I cannot more strongly condemn your choice to publish “Becoming A Racist: The Unfortunate Side Effect of Serving Your Country?” (David Fagin, 8/17/17). This is irresponsible and damaging journalism, and it merits a response and public correction or retraction.
Flawed logic, incoherent political comments, evidence that is anecdotal at best, and an overall tone of condescension underlie this article’s most dangerous propositions: that all vets have PTSD, and that PTSD causes racism.
Fagin writes, “Running security for white supremacists is quite a unique avenue regarding symptoms/display of PTSD, and these individuals obviously need help.” Later, he describes the racism espoused by some of the veteran participants in the Charlottesville protests as a “new type of expression of their trauma,” and he characterizes transitioning veterans as “members of the armed forces whose opinions and beliefs have been shattered and damaged due to their perilous environment.” These statements are not just false; they are also dangerous on multiple levels. Below are three points of clarification that need to be made:
Fagin’s argument hinges upon the presupposition that all veterans present and providing security in Charlottesville were suffering from PTSD, but he freely makes this stereotypical assumption with no justification whatsoever. A service member obtains veteran status through all types of combat and non-combat related service, and there are no statistics to support the assumption that every veteran suffers from the effects of post-traumatic stress. According to the National Center for PTSD, in any given year, only 11-20% of Operation Enduring Freedom / Operation Iraqi Freedom veterans meet the diagnostic criteria for PTSD; the numbers are 12% for Gulf War and 15% for Vietnam veterans, respectively. These numbers in no way justify Fagin’s assumption that all vets providing Charlottesville security were suffering from the disorder.
· There is no clinical link between PTSD and racist beliefs.
Fagin’s argument fundamentally presumes a direct causal relationship between PTSD and racism—hatred of other groups—but this argument has no basis in science. Nowhere in the DSM-5 diagnostic criteria for PTSD is there any statement to this effect. To publish an article making such a dangerous claim, unsupported by scientific evidence, is unethical and misleading. Fagin’s only evidence in support of his argument is a case study of his racist uncle, an NYPD lieutenant who never even served in the armed forces. What type of journalism admits this subjective example as credible evidence that all veterans are racists with PTSD?

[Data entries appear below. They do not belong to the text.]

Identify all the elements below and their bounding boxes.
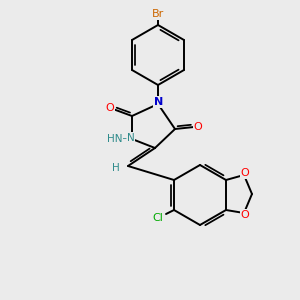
Text: HN: HN [106, 134, 122, 144]
Text: H: H [112, 163, 120, 173]
Text: O: O [106, 103, 114, 113]
Text: O: O [194, 122, 202, 132]
Text: Cl: Cl [153, 213, 164, 223]
Text: O: O [241, 168, 249, 178]
Text: H–N: H–N [114, 133, 134, 143]
Text: O: O [241, 210, 249, 220]
Text: Br: Br [152, 9, 164, 19]
Text: N: N [154, 97, 164, 107]
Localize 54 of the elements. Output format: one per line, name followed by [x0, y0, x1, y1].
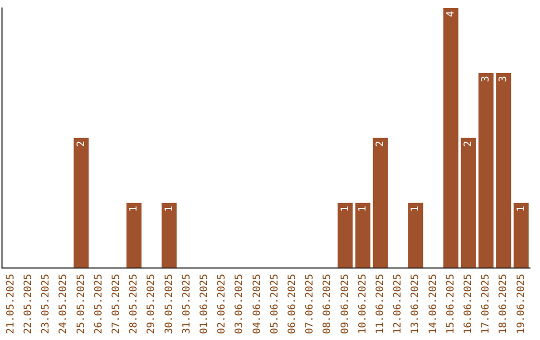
data-label: 2 — [76, 140, 87, 147]
x-tick-label: 03.06.2025 — [234, 274, 246, 334]
x-tick-label: 29.05.2025 — [146, 274, 158, 334]
x-tick-label: 22.05.2025 — [22, 274, 34, 334]
bar — [514, 202, 529, 268]
data-label: 1 — [410, 206, 422, 212]
bar — [408, 202, 424, 268]
data-label: 3 — [480, 76, 492, 82]
x-tick-label: 12.06.2025 — [392, 274, 404, 334]
data-label: 1 — [164, 206, 175, 212]
bar — [355, 202, 370, 268]
x-tick-label: 06.06.2025 — [286, 274, 298, 334]
x-tick-label: 25.05.2025 — [76, 274, 87, 334]
data-label: 1 — [357, 206, 368, 212]
x-tick-label: 14.06.2025 — [428, 274, 439, 334]
x-tick-label: 21.05.2025 — [5, 274, 16, 334]
x-tick-label: 02.06.2025 — [216, 274, 228, 334]
x-tick-label: 18.06.2025 — [498, 274, 510, 334]
x-tick-label: 31.05.2025 — [181, 274, 192, 334]
x-tick-label: 08.06.2025 — [322, 274, 334, 334]
x-tick-label: 09.06.2025 — [340, 274, 351, 334]
data-label: 1 — [516, 206, 527, 212]
x-tick-label: 13.06.2025 — [410, 274, 422, 334]
bar — [443, 8, 458, 268]
x-tick-label: 15.06.2025 — [445, 274, 456, 334]
bar — [372, 138, 388, 268]
x-tick-label: 19.06.2025 — [516, 274, 527, 334]
x-tick-label: 10.06.2025 — [357, 274, 368, 334]
x-tick-label: 24.05.2025 — [58, 274, 70, 334]
data-label: 2 — [374, 140, 386, 147]
x-tick-label: 26.05.2025 — [93, 274, 104, 334]
x-tick-label: 23.05.2025 — [40, 274, 52, 334]
x-tick-label: 07.06.2025 — [304, 274, 316, 334]
bar — [126, 202, 142, 268]
data-label: 4 — [445, 11, 456, 18]
data-label: 2 — [462, 140, 474, 147]
bar — [74, 138, 89, 268]
bar — [338, 202, 353, 268]
data-label: 3 — [498, 76, 510, 82]
x-tick-label: 05.06.2025 — [269, 274, 280, 334]
data-label: 1 — [340, 206, 351, 212]
bar — [496, 72, 512, 268]
x-tick-label: 01.06.2025 — [198, 274, 210, 334]
x-tick-label: 17.06.2025 — [480, 274, 492, 334]
x-tick-label: 04.06.2025 — [252, 274, 263, 334]
x-tick-label: 28.05.2025 — [128, 274, 140, 334]
bar — [478, 72, 494, 268]
x-tick-label: 30.05.2025 — [164, 274, 175, 334]
bar — [162, 202, 177, 268]
x-tick-label: 27.05.2025 — [110, 274, 122, 334]
x-tick-label: 11.06.2025 — [374, 274, 386, 334]
x-tick-label: 16.06.2025 — [462, 274, 474, 334]
data-label: 1 — [128, 206, 140, 212]
bar — [460, 138, 476, 268]
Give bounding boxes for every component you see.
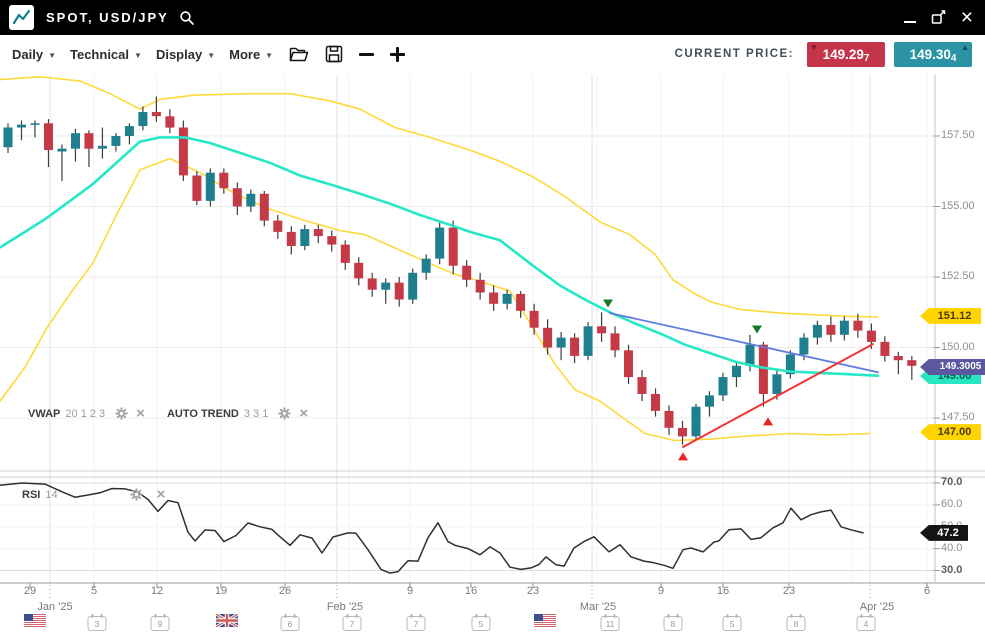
date-tick-label: 5 [90, 585, 98, 597]
calendar-icon[interactable]: 7 [342, 614, 362, 631]
bid-price-box[interactable]: ▼ 149.29 7 [807, 41, 885, 67]
date-tick-label: 16 [464, 585, 478, 597]
zoom-in-plus-icon[interactable] [390, 46, 406, 62]
close-button[interactable]: × [960, 5, 973, 29]
ask-price-box[interactable]: ▲ 149.30 4 [894, 41, 972, 67]
month-label: Apr '25 [859, 601, 895, 613]
price-tag: 149.3005 [920, 358, 985, 375]
popout-button[interactable] [931, 8, 946, 28]
date-tick-label: 9 [406, 585, 414, 597]
date-tick-label: 23 [782, 585, 796, 597]
grid-layer [0, 75, 985, 599]
vwap-label: VWAP [28, 407, 61, 420]
uk-flag-icon[interactable] [215, 612, 239, 632]
titlebar: SPOT, USD/JPY × [0, 0, 985, 35]
vwap-params: 20 1 2 3 [65, 407, 106, 420]
chart-area: VWAP 20 1 2 3 × AUTO TREND 3 3 1 × RSI 1… [0, 73, 985, 639]
date-tick-label: 26 [278, 585, 292, 597]
calendar-icon[interactable]: 3 [87, 614, 107, 631]
toolbar: Daily ▼ Technical ▼ Display ▼ More ▼ CURRENT… [0, 35, 985, 74]
date-tick-label: 29 [23, 585, 37, 597]
rsi-tick-label: 60.0 [941, 497, 963, 510]
rsi-indicator-row: RSI 14 × [22, 485, 166, 503]
price-tick-label: 152.50 [941, 270, 975, 282]
candles-layer [3, 96, 917, 445]
calendar-icon[interactable]: 11 [600, 614, 620, 631]
vwap-remove-icon[interactable]: × [136, 404, 145, 422]
price-tag: 147.00 [920, 424, 981, 441]
month-label: Jan '25 [37, 601, 73, 613]
calendar-icon[interactable]: 4 [856, 614, 876, 631]
chevron-down-icon: ▼ [207, 50, 216, 60]
chevron-down-icon: ▼ [265, 50, 274, 60]
current-price-label: CURRENT PRICE: [674, 48, 794, 60]
menu-display[interactable]: Display ▼ [155, 46, 216, 62]
date-tick-label: 12 [150, 585, 164, 597]
price-tag: 151.12 [920, 307, 981, 324]
us-flag-icon[interactable] [23, 613, 47, 632]
chevron-down-icon: ▼ [134, 50, 142, 60]
open-folder-icon[interactable] [289, 46, 309, 63]
vwap-settings-gear-icon[interactable] [115, 407, 128, 420]
us-flag-icon[interactable] [533, 613, 557, 632]
rsi-label: RSI [22, 488, 41, 501]
calendar-icon[interactable]: 5 [471, 614, 491, 631]
date-tick-label: 19 [214, 585, 228, 597]
rsi-value-tag: 47.2 [920, 524, 968, 541]
minimize-button[interactable] [903, 8, 916, 28]
calendar-icon[interactable]: 9 [150, 614, 170, 631]
calendar-icon[interactable]: 6 [280, 614, 300, 631]
tick-up-icon: ▲ [961, 42, 969, 52]
price-tick-label: 147.50 [941, 411, 975, 423]
date-tick-label: 9 [657, 585, 665, 597]
current-price-zone: CURRENT PRICE: ▼ 149.29 7 ▲ 149.30 4 [674, 41, 985, 67]
calendar-icon[interactable]: 8 [786, 614, 806, 631]
save-floppy-icon[interactable] [325, 45, 343, 63]
price-tick-label: 150.00 [941, 340, 975, 353]
rsi-remove-icon[interactable]: × [156, 485, 166, 503]
price-tick-label: 155.00 [941, 199, 975, 212]
month-label: Feb '25 [326, 601, 364, 613]
indicator-row-overlays: VWAP 20 1 2 3 × AUTO TREND 3 3 1 × [28, 404, 309, 422]
menu-more[interactable]: More ▼ [229, 46, 274, 62]
app-logo-icon [9, 5, 34, 30]
search-icon[interactable] [179, 10, 195, 26]
tick-down-icon: ▼ [810, 42, 818, 52]
autotrend-params: 3 3 1 [243, 407, 269, 420]
rsi-tick-label: 70.0 [941, 476, 963, 488]
date-tick-label: 23 [526, 585, 540, 597]
window-controls: × [903, 5, 985, 29]
month-label: Mar '25 [579, 601, 617, 613]
menu-technical[interactable]: Technical ▼ [70, 46, 142, 62]
window-title: SPOT, USD/JPY [46, 10, 169, 25]
chevron-down-icon: ▼ [48, 50, 56, 60]
rsi-settings-gear-icon[interactable] [129, 488, 143, 501]
rsi-params: 14 [45, 488, 58, 501]
rsi-tick-label: 30.0 [941, 563, 963, 576]
autotrend-remove-icon[interactable]: × [299, 404, 309, 422]
autotrend-settings-gear-icon[interactable] [278, 407, 292, 420]
rsi-tick-label: 40.0 [941, 541, 963, 554]
zoom-out-minus-icon[interactable] [359, 52, 375, 56]
autotrend-group: AUTO TREND 3 3 1 × [166, 404, 309, 422]
menu-daily[interactable]: Daily ▼ [12, 46, 56, 62]
series-layer [0, 75, 917, 574]
autotrend-label: AUTO TREND [166, 407, 239, 420]
calendar-icon[interactable]: 7 [406, 614, 426, 631]
price-tick-label: 157.50 [941, 129, 975, 141]
calendar-icon[interactable]: 8 [663, 614, 683, 631]
price-rsi-chart [0, 75, 985, 599]
date-tick-label: 6 [923, 585, 931, 597]
date-tick-label: 16 [716, 585, 730, 597]
calendar-icon[interactable]: 5 [722, 614, 742, 631]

· Veterans are not “damaged.”
We are living in an era in which the veteran suicide rate by far exceeds that of the civilian population, and in which young veterans are returning from war in droves only to be turned away from civilian jobs, by far surpassing their civilian peers in the unemployment rate. It is well-known that young veterans returning stateside face many great challenges in transitioning to civilian lives and careers, and their cause is not helped when the stereotype of all veterans being somehow “damaged” is allowed to persist. How is a young vet supposed to find a civilian job when he or she is confronted by a hiring team that believes all veterans are suffering from PTSD, and that PTSD causes racism?
This is where journalism, and the professionals associated with journalism, are under severe criticism, and being accused of creating “fake new”, where salacious rumors can spread like wildfire even when they have no basis in actuality. Allowing Fagin’s wildly unfounded assertions to persist on Huffington Post is irresponsible, as this article unnecessarily perpetuates ugly stereotypes that need to be toppled. Huffington Post is considered to be a credible news source, and this article falls far below your journalistic standards. I strongly urge you to issue a retraction or correction to this piece.